Since inhibitors of mitochondrial respiratory chains and uncouplers can induce MAPK activation,(23) the mechanisms underlying Raf/MAPK activation by mtDNA depletion have been implicated. We speculate that the alteration of mitochondrial membrane potential, cytosolic calcium concentration, shift of ATP generation from respiration to glycolysis, redox regulation, O2 sensoring, or other mitochondrial changes may up-regulate Raf/MAPK signaling.
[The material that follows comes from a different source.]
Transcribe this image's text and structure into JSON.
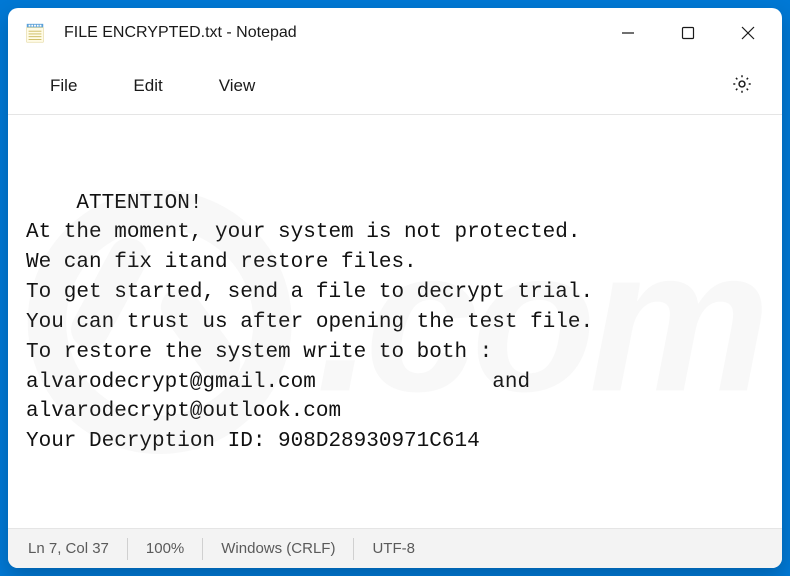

Here, we have demonstrated that mtDNA-depleted cell lines acquire invasive features and hormonal-independent growth through EMT caused by activation of the Raf/MAP kinase pathway together with TGF-β signal transduction. Indeed, we have proven that mtDNA content was deregulated in prostate cancer cells compared with normal adjacent cells using the laser microdissection coupled with real-time PCR.(24) In addition, breast,(9) renal,(11) and liver(8,10) cancers reportedly have reduced mtDNA contents, while head and neck,(25,26) lung,(26) thyroid,(9) and pancreas(27) cancers have increased. It is possible that abnormality of p53 observed in many cancers deregulate mtDNA contents. This idea is supported by the fact that p53 accumulates in mitochondria in a transcription-independent manner(28) and maintains mtDNA stability;(29) and/or that environmental pressures for disturbing the maintenance of mtDNA can also cause mtDNA decrease. For example, tamoxifen causes mtDNA decrease in mammary cancer cells and hepatocytes,(2,30) and androgen ablation causes mtDNA decrease in prostate cancer.(1) ROS, by products of respiration in mitochondria, can also damage mtDNA.
The role of EMT in development has been widely accepted; however, the role of EMT in cancer progression remains a big debate because it has not been proven in vivo; the criteria for the identification of carcinoma (cancer derived from epithelial cells) and sarcoma (cancer derived from mesenchymal cells) have been pathologically well defined and are not thought to be convertible, and the mixed type of the tumor, known as sarcomatoid carcinoma, is rarely found. Here, we propose that a decrease in mtDNA by any number of mechanisms including ROS, hypoxia, and chemotherapeutic agents, induce EMT to result in a progressed phenotype. After escaping from a growth disadvantage due to the environmental pressure by metastasis or deregulation from hormone dependence, mtDNA copy number can then be increased.(2,31) Finally the cells may morphologically regain epithelial features (MET) at metastatic sites. That is the possible reason that we can not find EMT in vivo. Our idea will be supported by the identification of increased or reduced mtDNA content in vivo. We propose the theory that cancers achieve their growth advantage/progression via EMT/MET induced by the alteration of mtDNA amounts.